Why MLS vs. Liga MX is the perfect All-Star format for 2020 and beyond | Andrew Wiebe

MLS vs Liga MX all-star photo

Somos hermanos ahora. Tu futuro es nuestro futuro.

Hopefully you don’t have to run that through Google Translate. Knowing a little Spanish (or, better yet, fluency) is going to come in handy as the next decade of North American soccer unfolds. If you’re not there yet, I’ll do you a solid to keep you from opening another window.


We’re brothers now. Your future is our future.

Hermanos. Brothers. That’s the way I think of Major League Soccer and Liga MX these days.


Brothers compete with each other, enemies one second and partners the next. Brothers respect each other, but they’re not necessarily equal. Brothers don’t have to agree, often they don’t, but they share something only family can. Brothers’ futures are intertwined, even if they don’t always want them to be. Brothers need each other.


Sometimes you’re born into it. Sometimes you choose your family. If you haven’t figured it out by now, MLS and Liga MX are brothers by choice. The leagues want their futures to be woven together, and the strands are quickly tightening as they find more and more common ground.


Concacaf Champions League. Campeones Cup. Leagues Cup. The World Cup in 2026. And, long-rumored but now official, the 2020 All-Star Game presented by Target, pitting MLS’s best and brightest against their brothers to the south. It’s the All-Star Game MLS’s 25th season deserves. It’s the format we ought to stick with for the foreseeable future.

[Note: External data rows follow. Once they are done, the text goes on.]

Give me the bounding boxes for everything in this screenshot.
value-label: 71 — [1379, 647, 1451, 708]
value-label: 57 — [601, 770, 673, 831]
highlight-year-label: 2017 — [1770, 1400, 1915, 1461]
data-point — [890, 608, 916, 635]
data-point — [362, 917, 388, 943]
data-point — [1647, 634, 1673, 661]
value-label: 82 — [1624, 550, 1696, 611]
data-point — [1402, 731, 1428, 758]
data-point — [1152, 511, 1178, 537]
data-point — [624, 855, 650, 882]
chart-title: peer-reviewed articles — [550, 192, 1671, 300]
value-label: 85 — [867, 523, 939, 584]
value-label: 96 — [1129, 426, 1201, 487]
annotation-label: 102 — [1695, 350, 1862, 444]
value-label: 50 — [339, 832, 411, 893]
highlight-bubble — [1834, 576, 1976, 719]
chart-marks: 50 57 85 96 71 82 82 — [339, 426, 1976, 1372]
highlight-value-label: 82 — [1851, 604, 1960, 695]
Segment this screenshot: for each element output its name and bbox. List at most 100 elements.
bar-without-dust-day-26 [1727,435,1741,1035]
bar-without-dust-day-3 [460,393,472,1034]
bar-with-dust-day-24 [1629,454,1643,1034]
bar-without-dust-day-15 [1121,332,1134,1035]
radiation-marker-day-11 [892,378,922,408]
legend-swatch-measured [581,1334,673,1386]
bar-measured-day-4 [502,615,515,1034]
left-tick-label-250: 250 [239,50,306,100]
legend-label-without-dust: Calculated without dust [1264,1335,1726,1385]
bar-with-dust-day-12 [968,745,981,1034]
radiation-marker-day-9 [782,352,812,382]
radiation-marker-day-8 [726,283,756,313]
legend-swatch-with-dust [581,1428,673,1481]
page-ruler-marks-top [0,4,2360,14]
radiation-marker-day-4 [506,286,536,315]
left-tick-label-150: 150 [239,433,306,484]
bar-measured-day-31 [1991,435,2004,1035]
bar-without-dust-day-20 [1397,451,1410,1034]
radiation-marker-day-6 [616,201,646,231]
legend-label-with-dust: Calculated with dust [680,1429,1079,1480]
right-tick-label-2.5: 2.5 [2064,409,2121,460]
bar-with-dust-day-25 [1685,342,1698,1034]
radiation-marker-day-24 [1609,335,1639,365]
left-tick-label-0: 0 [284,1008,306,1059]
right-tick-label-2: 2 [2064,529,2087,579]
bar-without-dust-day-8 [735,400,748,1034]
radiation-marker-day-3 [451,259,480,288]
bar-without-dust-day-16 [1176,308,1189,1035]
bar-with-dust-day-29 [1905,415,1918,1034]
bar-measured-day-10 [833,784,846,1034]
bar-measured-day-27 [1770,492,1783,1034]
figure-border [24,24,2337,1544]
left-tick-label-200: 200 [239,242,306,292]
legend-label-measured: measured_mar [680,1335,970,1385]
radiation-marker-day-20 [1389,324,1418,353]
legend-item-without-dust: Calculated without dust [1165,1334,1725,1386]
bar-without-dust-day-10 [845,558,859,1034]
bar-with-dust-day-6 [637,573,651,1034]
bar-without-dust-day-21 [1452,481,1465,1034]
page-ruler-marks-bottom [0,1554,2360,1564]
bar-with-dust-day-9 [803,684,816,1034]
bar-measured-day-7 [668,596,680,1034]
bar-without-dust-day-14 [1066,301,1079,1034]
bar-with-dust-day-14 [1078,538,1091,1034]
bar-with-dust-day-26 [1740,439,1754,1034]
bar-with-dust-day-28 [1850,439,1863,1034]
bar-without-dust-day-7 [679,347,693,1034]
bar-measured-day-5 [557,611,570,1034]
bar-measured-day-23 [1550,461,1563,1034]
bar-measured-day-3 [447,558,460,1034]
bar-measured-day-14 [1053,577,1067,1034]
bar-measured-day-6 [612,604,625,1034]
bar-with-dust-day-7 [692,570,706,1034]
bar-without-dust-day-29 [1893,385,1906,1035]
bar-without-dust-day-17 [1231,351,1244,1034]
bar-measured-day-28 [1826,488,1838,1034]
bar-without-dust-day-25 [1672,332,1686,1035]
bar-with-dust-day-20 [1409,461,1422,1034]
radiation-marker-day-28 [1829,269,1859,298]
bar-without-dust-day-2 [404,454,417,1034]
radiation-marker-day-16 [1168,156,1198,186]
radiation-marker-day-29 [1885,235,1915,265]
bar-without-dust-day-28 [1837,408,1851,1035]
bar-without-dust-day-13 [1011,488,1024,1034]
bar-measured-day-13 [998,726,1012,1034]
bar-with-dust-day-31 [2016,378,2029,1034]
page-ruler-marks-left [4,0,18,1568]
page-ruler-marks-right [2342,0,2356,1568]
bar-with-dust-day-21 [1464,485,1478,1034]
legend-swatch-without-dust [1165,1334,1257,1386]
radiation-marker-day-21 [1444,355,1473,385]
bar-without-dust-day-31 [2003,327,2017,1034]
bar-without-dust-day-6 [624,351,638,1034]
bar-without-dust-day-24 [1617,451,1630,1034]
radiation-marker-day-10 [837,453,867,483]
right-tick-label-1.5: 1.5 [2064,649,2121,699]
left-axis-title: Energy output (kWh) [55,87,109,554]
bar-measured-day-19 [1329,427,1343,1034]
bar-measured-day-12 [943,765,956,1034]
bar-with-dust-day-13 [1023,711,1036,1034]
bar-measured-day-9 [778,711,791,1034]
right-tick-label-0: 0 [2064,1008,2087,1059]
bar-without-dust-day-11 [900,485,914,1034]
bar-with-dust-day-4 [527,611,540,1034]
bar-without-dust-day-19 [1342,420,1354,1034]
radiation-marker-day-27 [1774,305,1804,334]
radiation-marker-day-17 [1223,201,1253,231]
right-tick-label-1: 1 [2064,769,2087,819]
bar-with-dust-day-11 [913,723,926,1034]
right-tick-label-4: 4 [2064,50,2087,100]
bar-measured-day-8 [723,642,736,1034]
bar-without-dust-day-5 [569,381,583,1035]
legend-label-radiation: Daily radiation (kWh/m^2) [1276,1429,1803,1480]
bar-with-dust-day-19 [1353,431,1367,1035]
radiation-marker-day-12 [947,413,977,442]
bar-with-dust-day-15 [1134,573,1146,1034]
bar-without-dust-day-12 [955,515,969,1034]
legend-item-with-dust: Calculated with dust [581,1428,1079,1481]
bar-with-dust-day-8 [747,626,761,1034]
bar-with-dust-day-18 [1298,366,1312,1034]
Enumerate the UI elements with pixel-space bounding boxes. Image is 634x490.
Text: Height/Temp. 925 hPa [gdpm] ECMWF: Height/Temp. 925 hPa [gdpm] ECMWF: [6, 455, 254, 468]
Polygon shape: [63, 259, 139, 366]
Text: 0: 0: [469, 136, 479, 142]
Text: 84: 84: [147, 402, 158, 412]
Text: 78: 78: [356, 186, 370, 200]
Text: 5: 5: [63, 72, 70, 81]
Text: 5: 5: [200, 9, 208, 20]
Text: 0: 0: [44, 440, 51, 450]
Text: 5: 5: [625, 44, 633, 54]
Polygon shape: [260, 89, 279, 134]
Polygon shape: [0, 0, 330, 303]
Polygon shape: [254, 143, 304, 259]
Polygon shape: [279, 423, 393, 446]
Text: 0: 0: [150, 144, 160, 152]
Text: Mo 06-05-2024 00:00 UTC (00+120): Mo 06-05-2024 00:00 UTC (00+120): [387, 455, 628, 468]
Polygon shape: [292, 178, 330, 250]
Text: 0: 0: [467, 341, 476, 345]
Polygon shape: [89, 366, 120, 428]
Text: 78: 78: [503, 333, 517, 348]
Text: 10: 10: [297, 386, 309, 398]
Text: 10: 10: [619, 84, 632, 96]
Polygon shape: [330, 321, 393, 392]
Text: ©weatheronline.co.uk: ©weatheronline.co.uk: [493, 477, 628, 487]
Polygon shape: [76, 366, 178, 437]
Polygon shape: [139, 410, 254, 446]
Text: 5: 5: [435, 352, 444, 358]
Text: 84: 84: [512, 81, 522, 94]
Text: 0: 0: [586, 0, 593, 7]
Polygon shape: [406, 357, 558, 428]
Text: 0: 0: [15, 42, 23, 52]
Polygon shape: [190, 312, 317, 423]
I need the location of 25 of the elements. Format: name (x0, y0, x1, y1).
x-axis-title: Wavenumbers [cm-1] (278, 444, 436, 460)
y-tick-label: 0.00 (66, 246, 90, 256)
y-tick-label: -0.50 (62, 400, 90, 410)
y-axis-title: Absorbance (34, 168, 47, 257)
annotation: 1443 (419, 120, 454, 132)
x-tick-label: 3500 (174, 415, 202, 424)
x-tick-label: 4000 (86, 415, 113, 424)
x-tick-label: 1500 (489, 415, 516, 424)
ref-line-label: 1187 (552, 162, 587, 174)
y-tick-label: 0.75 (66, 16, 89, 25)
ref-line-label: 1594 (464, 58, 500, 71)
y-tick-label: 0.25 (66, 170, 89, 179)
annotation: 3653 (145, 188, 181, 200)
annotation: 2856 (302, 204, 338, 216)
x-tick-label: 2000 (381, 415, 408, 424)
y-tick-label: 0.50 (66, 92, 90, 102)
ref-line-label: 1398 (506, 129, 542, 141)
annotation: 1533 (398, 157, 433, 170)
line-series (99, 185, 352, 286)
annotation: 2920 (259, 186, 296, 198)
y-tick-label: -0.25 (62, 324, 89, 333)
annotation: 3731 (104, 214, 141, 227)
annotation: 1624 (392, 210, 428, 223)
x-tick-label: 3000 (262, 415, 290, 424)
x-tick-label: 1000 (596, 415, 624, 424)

How’s this for hype? Carlos Vela, Cristian Pavon and Chicharito (that’s strictly a guess, by the way) against Andre-Pierre Gignac, Rogelio Funes Mori, Memo Ochoa and the best Liga MX has to offer. Bob Bradley on one sideline, and Miguel Herrera or Tuca Ferretti (more guesses) on the other. Doesn’t matter which side of the border you reside on, that’s compelling stuff.

The game ought to be better, too. No more European clubs running out a mixed bag of starters and reserves as they get their legs under them during preseason. No more I-dare-you-to-break-me-down approaches from Diego Simeone. No more wondering if [fill in the blank big star] will make the trip or eschew the trans-Atlantic flight to preserve his legs.


No, this is a true exhibition. Two teams of stars out there balling with no bigger goal than to entertain. Bring out your stepovers. Bust out the bunny hops. Centerbacks, make that 70-yard run. Try that trivela. Rabonas, I want to see them. Megs, yes please. Play to make us smile. Go for the spectacular. Let’s make this as close to the jaw-dropping ridiculousness of El Trafico as possible.


Make it a little competitive, too. Give me the true El Trafico energy. There has to be a winner, after all. There’s national and league pride at stake.

Exhibition or not, we all know the event will be used as yet another opportunity to compare the competitive nous of the two leagues. But we all know – or ought to – what this is really about: the spectacle, the celebration of two leagues closing the gap between each other.


And the parties. Oh, the parties! Outside the white lines, the biggest soccer stars in this hemisphere will take over Los Angeles for a week-long celebration of the beautiful game in North America, of our shared future. Why not make this NBA All-Star Week for soccer? Why can’t it be the place to be for soccer fans every single summer?


Why didn’t we do this before? We’re brothers now, after all.